The problem is that there is little indication this really matters. 90 plus percent of our staff are satisfied (that the number is so high might be part of the problem because there are only 47 usable cases that are dissatisfied out of 448 total cases - also we have 31 predictors). And dissatisfaction with pay is extremely high. So pay looks like a key driver of overall satisfaction based on the odds ratios, but satisfaction with pay is very low and overall satisfaction is quite high. It seems that while overall satisfaction reflects real differences between those who are satisfied with pay and not, those differences don't change whether customers are satisfied or not. Which confuses me given my understanding of regression.

#### hlsmith

##### Less is more. Stay pure. Stay poor.
Please list out all three questions exactly how they are presented. Then create two 2x2 tables stratifying participation in the tables by the variable that is plaguing you. Present these data.

If all data are collected cross-sectionally on the same instrument, you will always be limited. This is why the social sciences can have underlying issues at times.

#### noetsi

##### No cake for spunky
I am not sure what you mean by three questions.
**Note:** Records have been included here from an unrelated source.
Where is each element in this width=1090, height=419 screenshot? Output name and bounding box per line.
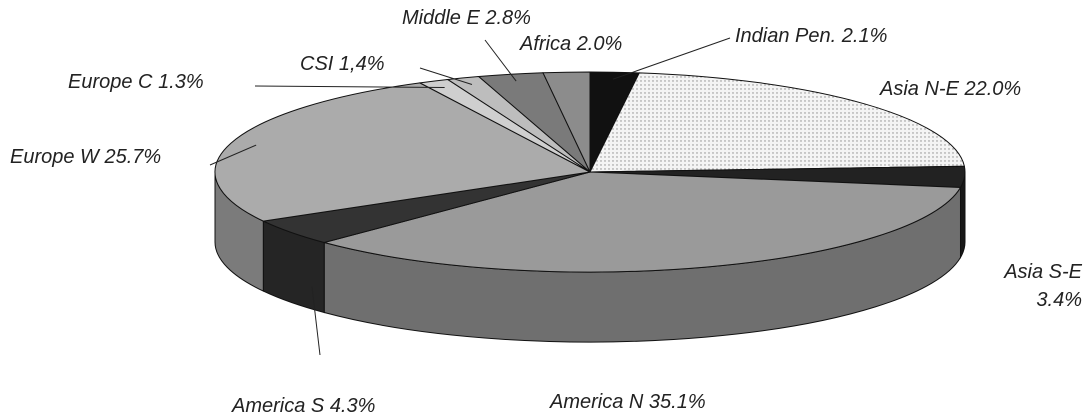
slice-label: Africa 2.0%: [519, 33, 622, 55]
slice-label-name: America S: [231, 395, 325, 417]
leader-line: [612, 37, 731, 80]
slice-label-value: 1,4%: [339, 53, 385, 75]
leader-line: [209, 144, 257, 166]
leader-line: [484, 39, 517, 82]
slice-label: America N 35.1%: [549, 391, 706, 413]
slice-label-name: Europe W: [10, 146, 101, 168]
slice-label-value: 35.1%: [649, 391, 706, 413]
slice-label-value: 1.3%: [158, 71, 204, 93]
slice-label-value: 2.1%: [841, 25, 888, 47]
slice-label: Asia N-E 22.0%: [879, 78, 1021, 100]
slice-label-value: 4.3%: [330, 395, 376, 417]
slice: [542, 71, 591, 173]
slice-label: America S 4.3%: [231, 395, 375, 417]
slice-label-name: Asia S-E: [1003, 261, 1082, 283]
slice-label-name: Asia N-E: [879, 78, 960, 100]
slice-label-name: America N: [549, 391, 644, 413]
slice-label: Asia S-E 3.4%: [1003, 261, 1082, 311]
leader-line: [311, 286, 321, 356]
slice-label-name: Africa: [519, 33, 571, 55]
leader-line: [419, 67, 473, 85]
slice-label-name: Europe C: [68, 71, 153, 93]
slice-label-value: 2.8%: [484, 7, 531, 29]
slice-label: Europe C 1.3%: [68, 71, 204, 93]
slice: [322, 171, 962, 273]
slice-label-name: CSI: [300, 53, 334, 75]
slice-label-value: 25.7%: [104, 146, 162, 168]
slice-label-value: 22.0%: [963, 78, 1021, 100]
slice-label-name: Middle E: [402, 7, 480, 29]
slice-label: Europe W 25.7%: [10, 146, 161, 168]
leader-line: [254, 85, 445, 88]
slice-label: CSI 1,4%: [300, 53, 385, 75]
slice-label-value: 2.0%: [576, 33, 623, 55]
slice-label-value: 3.4%: [1036, 289, 1082, 311]
slice: [214, 82, 592, 222]
slice-label: Middle E 2.8%: [402, 7, 531, 29]
slice-label: Indian Pen. 2.1%: [735, 25, 887, 47]
slice-label-name: Indian Pen.: [735, 25, 836, 47]
slice: [589, 72, 965, 173]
I am talking about one IV and one DV. Although the IV is part of a linear regression.

The predictor is satisfaction with pay (satisfied/not) a dummy variable.
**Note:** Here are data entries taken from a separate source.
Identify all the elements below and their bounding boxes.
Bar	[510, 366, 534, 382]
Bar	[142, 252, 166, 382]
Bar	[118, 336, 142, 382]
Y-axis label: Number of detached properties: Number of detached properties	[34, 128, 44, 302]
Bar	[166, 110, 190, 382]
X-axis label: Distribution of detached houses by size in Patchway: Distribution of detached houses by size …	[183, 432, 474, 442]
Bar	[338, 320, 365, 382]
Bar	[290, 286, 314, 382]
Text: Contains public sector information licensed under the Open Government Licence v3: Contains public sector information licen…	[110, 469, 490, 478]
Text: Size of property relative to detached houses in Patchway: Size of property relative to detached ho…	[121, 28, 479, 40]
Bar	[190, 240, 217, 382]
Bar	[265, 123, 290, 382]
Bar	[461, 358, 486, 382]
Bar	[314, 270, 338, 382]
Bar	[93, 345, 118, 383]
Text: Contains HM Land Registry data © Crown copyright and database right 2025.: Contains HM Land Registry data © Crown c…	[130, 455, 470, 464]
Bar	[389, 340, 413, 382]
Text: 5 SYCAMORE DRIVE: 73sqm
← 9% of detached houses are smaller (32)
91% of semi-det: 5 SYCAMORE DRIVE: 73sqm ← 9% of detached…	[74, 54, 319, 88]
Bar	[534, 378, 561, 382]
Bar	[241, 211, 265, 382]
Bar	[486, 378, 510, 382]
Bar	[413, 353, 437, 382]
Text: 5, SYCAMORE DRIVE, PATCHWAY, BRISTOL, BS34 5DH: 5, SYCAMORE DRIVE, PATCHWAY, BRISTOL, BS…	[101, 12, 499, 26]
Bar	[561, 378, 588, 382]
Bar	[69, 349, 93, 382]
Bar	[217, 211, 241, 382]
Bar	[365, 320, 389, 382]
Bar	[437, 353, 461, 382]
The DV is overall satisfaction coded the same way.

I am not certain what you are suggesting I do but would be happy to do it. It is certainly true these were collected at the same time on the same instrument.

#### hlsmith

##### Less is more. Stay pure. Stay poor.
You confused me with your prior description. What is conflicting or plaguing you then?

#### noetsi

##### No cake for spunky
That an X appears based on the odds ratio to have a big impact on Y. But, for reasons I stated above there is external evidence its impact on Y is not that great. So what bothers me, plaguing is so harsh, is how you really can know if X is driving Y or the results are coincidental.

#### hlsmith

##### Less is more. Stay pure. Stay poor.
You use alpha to understand coincidental associations. Then present the 2x2 contingency table for these two variables, so we can see this, please.